"I—I fancied that I had," she was answering, when there arose a noise outside the drawing-room as if some one had violently knocked over a metal tray.

By the time the door opened, Carrissima was seated in the easy-chair gazing at the fire, while Mark stood at the farther side of the small room with one of David Rosser's novels (hastily snatched from a side table) in his hand.

Enter Bridget, accompanied by Jimmy and looking her best in what might have been her wedding dress.

"So immensely sorry!" she cried, hastening forward as Carrissima rose.

"She looks sorry, doesn't she?" said Jimmy, with a laugh. "You must both try your hardest to forgive us," he added, as Bridget turned towards Mark.

"I do hope you two good people haven't been bored to death," she continued. "Especially as Mark seems to be reading one of my father's books!"

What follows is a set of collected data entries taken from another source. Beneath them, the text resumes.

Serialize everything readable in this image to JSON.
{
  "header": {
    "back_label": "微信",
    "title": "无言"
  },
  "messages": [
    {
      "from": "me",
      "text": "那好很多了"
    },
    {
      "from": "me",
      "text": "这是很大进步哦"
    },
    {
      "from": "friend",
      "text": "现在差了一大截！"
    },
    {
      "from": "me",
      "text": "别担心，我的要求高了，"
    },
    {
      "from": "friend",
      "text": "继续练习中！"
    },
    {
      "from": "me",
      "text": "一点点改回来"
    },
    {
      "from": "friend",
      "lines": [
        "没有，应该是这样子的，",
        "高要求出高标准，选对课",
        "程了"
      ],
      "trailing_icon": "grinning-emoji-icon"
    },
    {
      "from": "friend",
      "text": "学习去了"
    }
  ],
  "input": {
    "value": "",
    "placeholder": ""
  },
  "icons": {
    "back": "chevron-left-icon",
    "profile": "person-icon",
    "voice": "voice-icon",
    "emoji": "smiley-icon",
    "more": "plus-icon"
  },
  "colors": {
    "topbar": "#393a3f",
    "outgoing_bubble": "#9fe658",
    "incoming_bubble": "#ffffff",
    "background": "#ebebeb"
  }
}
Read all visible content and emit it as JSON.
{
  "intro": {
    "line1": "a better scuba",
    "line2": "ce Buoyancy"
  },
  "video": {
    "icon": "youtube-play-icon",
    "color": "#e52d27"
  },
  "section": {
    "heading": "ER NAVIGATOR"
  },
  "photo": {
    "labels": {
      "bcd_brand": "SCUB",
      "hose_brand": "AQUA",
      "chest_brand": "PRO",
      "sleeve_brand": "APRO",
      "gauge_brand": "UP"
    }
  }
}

"We've done our level best—in the circumstances," he answered, with an embarrassed, boyish laugh, and then, dinner being announced, Jimmy offered his arm to Carrissima. While the servants were present everybody seemed to have a great deal to say with the exception of Miss Faversham, whose silence failed, however, to attract the least attention. By the time dessert was reached she began to show symptoms of recovering from her not unnatural embarrassment; Jimmy's glass was full. He drank champagne this evening.

"I was wondering," said Mark, when the four were left by themselves, "whether I might be of some use before the evening ended. Carrissima suggested an accident."

"There was not much you could call accidental about it, was there,
Bridget?" said Jimmy.

"Oh dear!" she exclaimed, "I wish somebody would say something illuminating! I am positively dying from curiosity!"